There was something poignant between my patient and me. I am no longer full of the unjaded enthusiasm that made me feel like a good doctor to him, and there is stress in that loss. There is also an uneasiness as I look to answer the call that will come from the next patient. 

I have to believe by continuing to show up, I will be good enough.

  • Sound like he needs some medication. Ive been in that guys shoes and he wont be back unless hes on probation. Either way that guy’s in need of someone who can identify whos been in his shoes and hes probably afraid hes gonna die and i cant believe im alive but half my family succumbed to addiction plus mental health. You were trying to help and ironically ADHD untreated made me unable to function and if not for the stimulant i had zero chance id be dead or prison. ADHD is for some is hell and thank god my meds were kept locked away from me until i slowly . If that guy does have adhd he needs someone to administer 1 at a time. Thanks for sharing now I remember a level of despair it would honestly kill me and many people die
    In the pit before the spiritual realm decides to offer u life yet death was so close it grabbed my brother and I never had to die anymore ive lived every day for 3 and a half yrs and everyone i grew up with faded 1 by 1 and alcohol is so powerful it was so painful to begin life in its rawest at 31 alcohol was harder than the heroin and paws ripped me to shreds for a year and MAT saved me the brain damage and im alive and continue my way to the next level. Thanks for helping me cleanse a little of the past making room for whatll b new.

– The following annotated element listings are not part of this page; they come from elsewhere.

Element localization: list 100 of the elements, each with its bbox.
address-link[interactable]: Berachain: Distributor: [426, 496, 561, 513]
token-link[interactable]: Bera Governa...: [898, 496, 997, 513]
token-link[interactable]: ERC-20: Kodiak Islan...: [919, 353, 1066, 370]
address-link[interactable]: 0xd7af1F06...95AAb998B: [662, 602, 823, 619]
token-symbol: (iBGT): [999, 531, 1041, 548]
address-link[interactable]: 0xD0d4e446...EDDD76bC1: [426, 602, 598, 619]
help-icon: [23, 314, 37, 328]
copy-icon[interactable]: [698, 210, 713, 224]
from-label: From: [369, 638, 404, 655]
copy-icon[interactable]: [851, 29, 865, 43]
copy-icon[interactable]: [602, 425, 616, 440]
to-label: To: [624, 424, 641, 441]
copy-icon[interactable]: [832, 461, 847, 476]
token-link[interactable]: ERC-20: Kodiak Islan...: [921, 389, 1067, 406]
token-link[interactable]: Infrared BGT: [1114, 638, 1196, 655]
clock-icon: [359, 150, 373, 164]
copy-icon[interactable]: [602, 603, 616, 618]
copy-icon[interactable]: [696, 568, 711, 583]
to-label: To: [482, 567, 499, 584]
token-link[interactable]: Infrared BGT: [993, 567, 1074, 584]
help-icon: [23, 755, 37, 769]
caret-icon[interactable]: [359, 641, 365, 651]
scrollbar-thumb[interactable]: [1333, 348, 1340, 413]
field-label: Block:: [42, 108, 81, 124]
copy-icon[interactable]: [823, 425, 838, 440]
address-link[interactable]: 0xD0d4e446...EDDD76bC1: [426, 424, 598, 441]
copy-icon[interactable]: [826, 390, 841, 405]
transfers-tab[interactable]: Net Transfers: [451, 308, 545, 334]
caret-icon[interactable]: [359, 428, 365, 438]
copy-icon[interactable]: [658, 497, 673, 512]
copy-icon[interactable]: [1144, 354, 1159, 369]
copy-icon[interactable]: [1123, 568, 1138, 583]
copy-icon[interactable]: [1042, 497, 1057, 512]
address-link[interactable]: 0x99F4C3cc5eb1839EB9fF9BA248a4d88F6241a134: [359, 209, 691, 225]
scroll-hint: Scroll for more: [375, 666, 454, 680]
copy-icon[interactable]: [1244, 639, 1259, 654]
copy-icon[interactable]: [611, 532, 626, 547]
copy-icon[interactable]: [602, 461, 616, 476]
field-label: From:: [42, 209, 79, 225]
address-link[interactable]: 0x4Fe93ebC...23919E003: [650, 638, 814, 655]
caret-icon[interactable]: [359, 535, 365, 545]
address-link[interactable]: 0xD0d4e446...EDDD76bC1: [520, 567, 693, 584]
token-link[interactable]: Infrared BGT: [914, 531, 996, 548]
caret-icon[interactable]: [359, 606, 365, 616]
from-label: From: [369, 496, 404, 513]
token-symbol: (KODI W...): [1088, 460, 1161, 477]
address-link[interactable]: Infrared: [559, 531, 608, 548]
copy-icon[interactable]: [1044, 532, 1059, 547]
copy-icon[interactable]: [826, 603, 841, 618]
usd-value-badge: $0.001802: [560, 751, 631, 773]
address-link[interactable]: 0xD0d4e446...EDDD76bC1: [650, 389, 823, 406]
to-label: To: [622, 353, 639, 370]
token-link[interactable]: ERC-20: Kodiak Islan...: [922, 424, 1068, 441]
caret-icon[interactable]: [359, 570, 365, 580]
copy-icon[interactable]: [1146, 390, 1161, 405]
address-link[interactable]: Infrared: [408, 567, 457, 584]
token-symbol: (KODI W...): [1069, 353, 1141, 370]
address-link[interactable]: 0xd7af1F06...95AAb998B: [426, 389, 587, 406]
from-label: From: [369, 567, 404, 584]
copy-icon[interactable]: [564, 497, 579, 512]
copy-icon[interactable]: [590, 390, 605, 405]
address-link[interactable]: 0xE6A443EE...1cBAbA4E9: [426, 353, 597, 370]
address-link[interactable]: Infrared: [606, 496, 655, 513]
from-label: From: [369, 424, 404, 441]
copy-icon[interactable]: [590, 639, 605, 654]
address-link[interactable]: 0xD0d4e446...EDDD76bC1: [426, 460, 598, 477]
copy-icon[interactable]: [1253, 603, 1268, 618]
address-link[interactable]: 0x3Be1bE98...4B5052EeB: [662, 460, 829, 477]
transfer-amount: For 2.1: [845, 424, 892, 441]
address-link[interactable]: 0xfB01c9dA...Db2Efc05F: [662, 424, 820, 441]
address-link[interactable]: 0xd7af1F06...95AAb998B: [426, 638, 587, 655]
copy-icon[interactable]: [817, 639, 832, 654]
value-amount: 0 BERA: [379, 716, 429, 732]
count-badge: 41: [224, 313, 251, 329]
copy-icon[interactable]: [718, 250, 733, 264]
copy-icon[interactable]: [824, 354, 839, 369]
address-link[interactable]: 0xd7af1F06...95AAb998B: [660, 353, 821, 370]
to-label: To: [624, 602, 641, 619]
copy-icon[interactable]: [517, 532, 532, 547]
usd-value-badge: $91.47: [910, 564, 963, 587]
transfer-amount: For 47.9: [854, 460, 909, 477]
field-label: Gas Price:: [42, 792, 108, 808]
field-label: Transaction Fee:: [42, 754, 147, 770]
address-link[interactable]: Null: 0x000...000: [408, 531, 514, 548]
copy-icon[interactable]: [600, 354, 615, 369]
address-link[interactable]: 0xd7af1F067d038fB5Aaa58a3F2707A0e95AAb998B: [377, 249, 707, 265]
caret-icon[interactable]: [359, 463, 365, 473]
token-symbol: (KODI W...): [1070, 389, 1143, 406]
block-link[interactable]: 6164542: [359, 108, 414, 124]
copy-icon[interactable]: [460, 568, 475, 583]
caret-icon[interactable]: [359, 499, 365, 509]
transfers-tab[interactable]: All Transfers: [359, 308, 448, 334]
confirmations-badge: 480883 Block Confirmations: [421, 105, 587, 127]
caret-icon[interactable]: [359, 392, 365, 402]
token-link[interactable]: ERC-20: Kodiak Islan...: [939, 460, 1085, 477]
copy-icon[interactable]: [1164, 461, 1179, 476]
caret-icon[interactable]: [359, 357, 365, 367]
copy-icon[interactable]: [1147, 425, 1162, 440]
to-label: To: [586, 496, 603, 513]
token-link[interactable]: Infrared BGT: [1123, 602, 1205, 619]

  • As a Surgeon, we recognize all cuts and lacerations and what may have caused them. I saw very fine razor blade self cutting scars on a preteen girl’s belly getting her appendix out. She seemed to be well adjusted as her friendly outgoing personality masked a dark secret. I point blank asked about her self cutting and she denied it at first but much later admitted, although she was popular with lots of friends, she felt tremendous pressure and anxiety being popular. This was her alleviation of stress. I referred her to a colleague and later on reflection, realized that even the cool kids don’t have it all together.

  • After 30 years of doing oncology I have learned that the most difficult thing is to have empathy and support your patients without drowning with them. It is not easy and it is a personal journey. My trick has been to delve more into the studies of humanities to try to understand the human being as a social being not as a patient.
    You will need to learn to separate yourself enough from these events so you do not suffer from burnout

  • Dear Jennifer,

    Balance is elusive. Wisdom emerges from experience.

    Questions raise interesting challenges such as the one raised in your commentary, “How do we honor the call to medicine without becoming undone ourselves?

    The answer lies within the question!

    The journey to answer the question will result in the experience one seeks.

    There is a growing body of literature on the psychological benefits of meditation. “Different techniques produce long-lasting changes in attention, emotion, cognition, and pain perception, and these correlate with both structural and functional changes in the brain.”

    Compassion and patience appear to be teachable skills, and the way we think directly influences our experience.

    -Bob Stone

  • Learn about compassion vs empathy, mindfulness without attachment, and the relative impotence of each of us to change how another person thinks/feels/behaves. Much of this is counter to what you learn in medical school…now learn from the people who have worked in psychiatry and manage to care without getting burned out. Might be the pt care tech, or the SW, or the nurse. Read Elissa Ely.